Clinical Epidemiology Division, Department of Medicine Solna, Karolinska Institute, Stockholm, Sweden.
Faculty of Medicine, School of Health Sciences, University of Iceland, Reykjavik, Iceland.
Arthritis Res Ther. 2022 Aug 6;24(1):185. doi: 10.1186/s13075-022-02873-z.

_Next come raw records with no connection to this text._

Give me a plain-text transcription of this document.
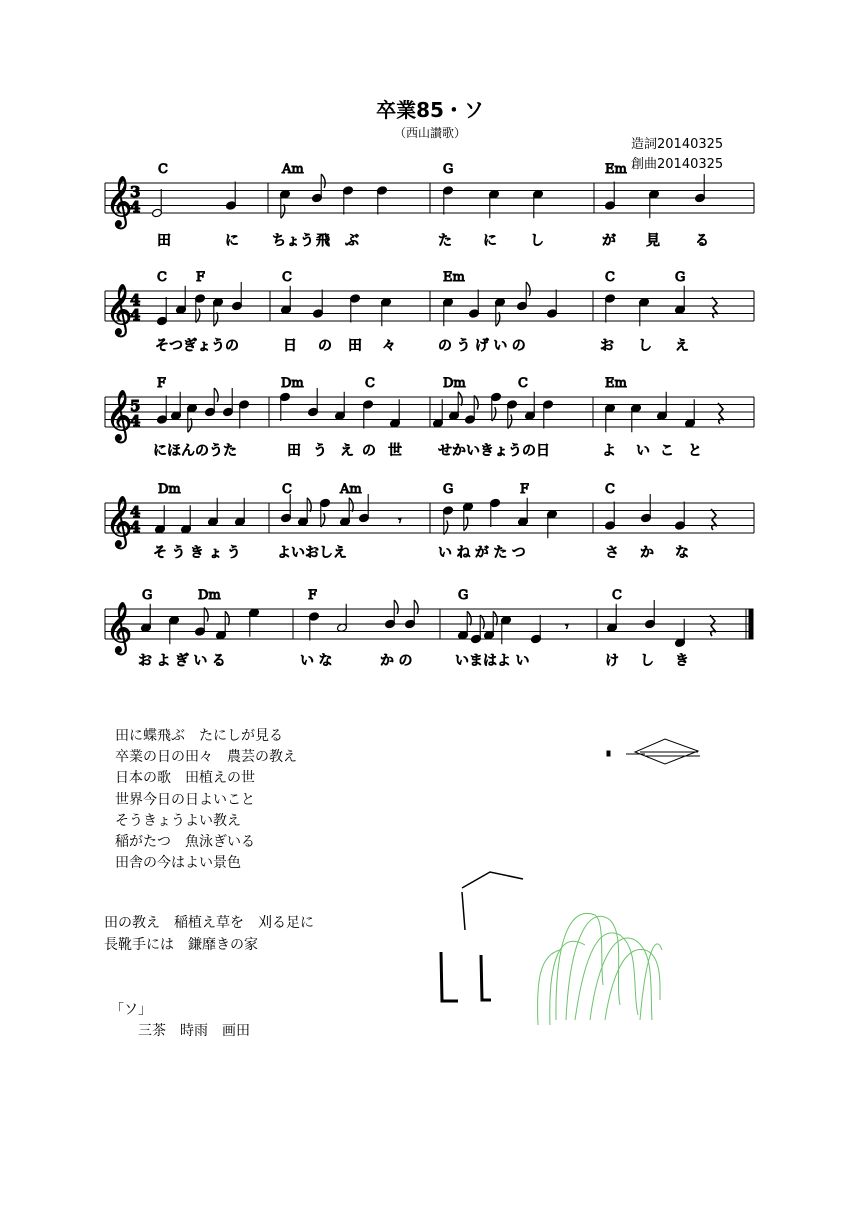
卒業85・ソ
（西山讃歌）
造詞20140325
創曲20140325
𝄞
3
4
C	Am	G	Em
田	に ちょう 飛 ぶ	た に し	が 見	る
𝄞
4
4
C F	C	Em	C	G
そつぎょうの	日 の 田 々	の う げ い の	お し え
𝄞
5
4
F	Dm	C	Dm	C	Em
にほんのうた	田 う え の 世	せかいきょうの日	よ い こ と
𝄞
4
4
Dm	C	Am	G	F	C
そ う き ょ う	よいおしえ	い ね が た つ	さ か な
𝄾
𝄞
G	Dm	F	G	C
お よ ぎ い る	い な	か の	いまはよ い	け し き
𝄾
田に蝶飛ぶ　たにしが見る
卒業の日の田々　農芸の教え
日本の歌　田植えの世
世界今日の日よいこと
そうきょうよい教え
稲がたつ　魚泳ぎいる
田舎の今はよい景色
田の教え　稲植え草を　刈る足に
長靴手には　鎌靡きの家
「ソ」
　　三茶　時雨　画田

To assess whether persistence to treatment with methotrexate (MTX) in early rheumatoid arthritis (RA) is shared among first-degree relatives with RA and to estimate any underlying heritability.
First-degree relative pairs diagnosed with RA 1999-2018 and starting MTX (in monotherapy) as their first disease-modifying anti-rheumatic drug (DMARD) treatment were identified by linking the Swedish Rheumatology Quality Register to national registers. Short- and long-term persistence to MTX was defined as remaining on treatment at 1 and 3 years, respectively, with no additional DMARDs added. We assessed familial aggregation through relative risks (RR) using log-binomial regression with robust standard errors and estimated heritability using tetrachoric correlations. We also explored the familial aggregation of EULAR treatment response after 3 and 6 months. To mimic the clinical setting, we also tested the association between having a family history of MTX persistence and persistence within the index patient.
Familial persistence was not associated with persistence at 1 (RR=1.02, 95% CI 0.87-1.20), only at 3 (RR=1.41, 95% CI 1.14-1.74) years. Heritability at 1 and 3 years was estimated to be 0.08 (95% CI 0-0.43) and 0.58 (95% CI 0.27-0.89), respectively. No significant associations were found between family history and EULAR response at 3 and 6 months, neither overall nor in the clinical setting analysis.
Our findings imply a familial component, including a possible genetic element, within the long-term persistence to MTX following RA diagnosis. Whether this component is reflective of characteristics of the underlying RA disease or determinants for sustained response to MTX in itself will require further investigation.
评估在早期类风湿关节炎(RA)中,甲氨蝶呤(MTX)治疗的持续存在是否在 RA 的一级亲属中共享,并估计任何潜在的遗传率。
通过将瑞典风湿病质量登记处与国家登记处相联系,确定了 1999-2018 年诊断为 RA 并开始使用 MTX(单药治疗)作为其第一种疾病修饰抗风湿药物(DMARD)治疗的一级亲属对。将 MTX 的短期和长期持续治疗定义为分别在 1 年和 3 年内仍在接受治疗,且未添加其他 DMARD。我们使用对数二项式回归和稳健标准误差评估了相对风险(RR)的家族聚集性,并使用 tetrachoric 相关性估计了遗传率。我们还探索了 3 个月和 6 个月后 EULAR 治疗反应的家族聚集性。为了模拟临床情况,我们还测试了家族史与指数患者内的持续性之间的关联。
家族持续性与 1 年(RR=1.02,95%CI 0.87-1.20)的持续性无关,仅与 3 年(RR=1.41,95%CI 1.14-1.74)的持续性相关。1 年和 3 年的遗传率估计分别为 0.08(95%CI 0-0.43)和 0.58(95%CI 0.27-0.89)。在整体和临床情况分析中,均未发现家族史与 3 个月和 6 个月时的 EULAR 反应之间存在显著关联。
我们的研究结果表明,在 RA 诊断后,MTX 的长期持续存在存在家族成分,包括可能的遗传因素。这种成分是否反映了潜在 RA 疾病的特征,或者是否反映了对 MTX 持续反应的决定因素,还需要进一步研究。